Não é de hoje que se anuncia a morte do computador pessoal. A extinção dos PCs tem sido alardeada há anos, desde que smartphones e tablets começaram a assumir funções que pertenciam exclusivamente a esses equipamentos. Mas para a Dell – uma das três maiores fabricantes mundiais do setor – o fim não está próximo. Ao contrário, os aparelhos são parte essencial de uma nova frente de negócios da companhia americana: vender computadores como serviços.

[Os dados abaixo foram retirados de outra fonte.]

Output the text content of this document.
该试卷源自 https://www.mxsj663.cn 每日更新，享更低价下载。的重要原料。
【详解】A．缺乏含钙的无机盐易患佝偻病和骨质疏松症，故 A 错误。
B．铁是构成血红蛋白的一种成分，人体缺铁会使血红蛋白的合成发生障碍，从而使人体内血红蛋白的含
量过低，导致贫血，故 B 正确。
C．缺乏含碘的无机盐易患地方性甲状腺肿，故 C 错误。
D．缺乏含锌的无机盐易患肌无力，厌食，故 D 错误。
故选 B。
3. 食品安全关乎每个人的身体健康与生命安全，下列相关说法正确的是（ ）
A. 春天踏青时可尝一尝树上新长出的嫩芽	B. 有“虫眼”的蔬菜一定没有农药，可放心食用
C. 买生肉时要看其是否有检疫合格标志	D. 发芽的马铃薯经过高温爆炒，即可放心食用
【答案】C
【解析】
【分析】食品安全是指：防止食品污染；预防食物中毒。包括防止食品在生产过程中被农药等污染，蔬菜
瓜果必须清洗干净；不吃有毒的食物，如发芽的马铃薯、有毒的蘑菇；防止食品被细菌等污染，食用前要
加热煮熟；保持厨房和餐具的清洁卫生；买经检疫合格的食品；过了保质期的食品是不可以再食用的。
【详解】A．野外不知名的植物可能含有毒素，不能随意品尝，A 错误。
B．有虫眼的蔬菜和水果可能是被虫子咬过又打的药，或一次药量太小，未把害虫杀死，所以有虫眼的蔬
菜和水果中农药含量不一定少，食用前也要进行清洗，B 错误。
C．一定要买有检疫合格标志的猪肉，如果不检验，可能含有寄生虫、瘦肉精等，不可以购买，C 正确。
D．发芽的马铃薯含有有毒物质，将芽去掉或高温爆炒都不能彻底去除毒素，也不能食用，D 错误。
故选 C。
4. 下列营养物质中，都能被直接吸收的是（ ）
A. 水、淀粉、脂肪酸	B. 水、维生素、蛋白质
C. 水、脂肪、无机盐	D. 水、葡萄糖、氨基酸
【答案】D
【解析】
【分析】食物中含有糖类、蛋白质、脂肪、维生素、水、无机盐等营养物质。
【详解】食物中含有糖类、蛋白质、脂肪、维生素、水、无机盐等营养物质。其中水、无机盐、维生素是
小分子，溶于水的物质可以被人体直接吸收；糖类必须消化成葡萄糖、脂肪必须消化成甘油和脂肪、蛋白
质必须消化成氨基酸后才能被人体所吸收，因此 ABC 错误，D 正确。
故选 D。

Lançado recentemente, o modelo está voltado para o mercado empresarial. Em vez de adquirir um parque de máquinas novo – que terá de ser renovado mais cedo ou mais tarde – o cliente paga uma taxa mensal para usar os PCs, que vêm acompanhados de um pacote de serviços de manutenção e segurança cibernética, entre outros itens. O cliente pode encomendar aparelhos sob medida, além dos softwares de que precisa. Ao fim do contrato, a máquina é devolvida ao fabricante, como uma espécie de leasing com benefícios adicionais., como mostrou matéria do Valor, assinada por Rodrigo Carro, em 10/05.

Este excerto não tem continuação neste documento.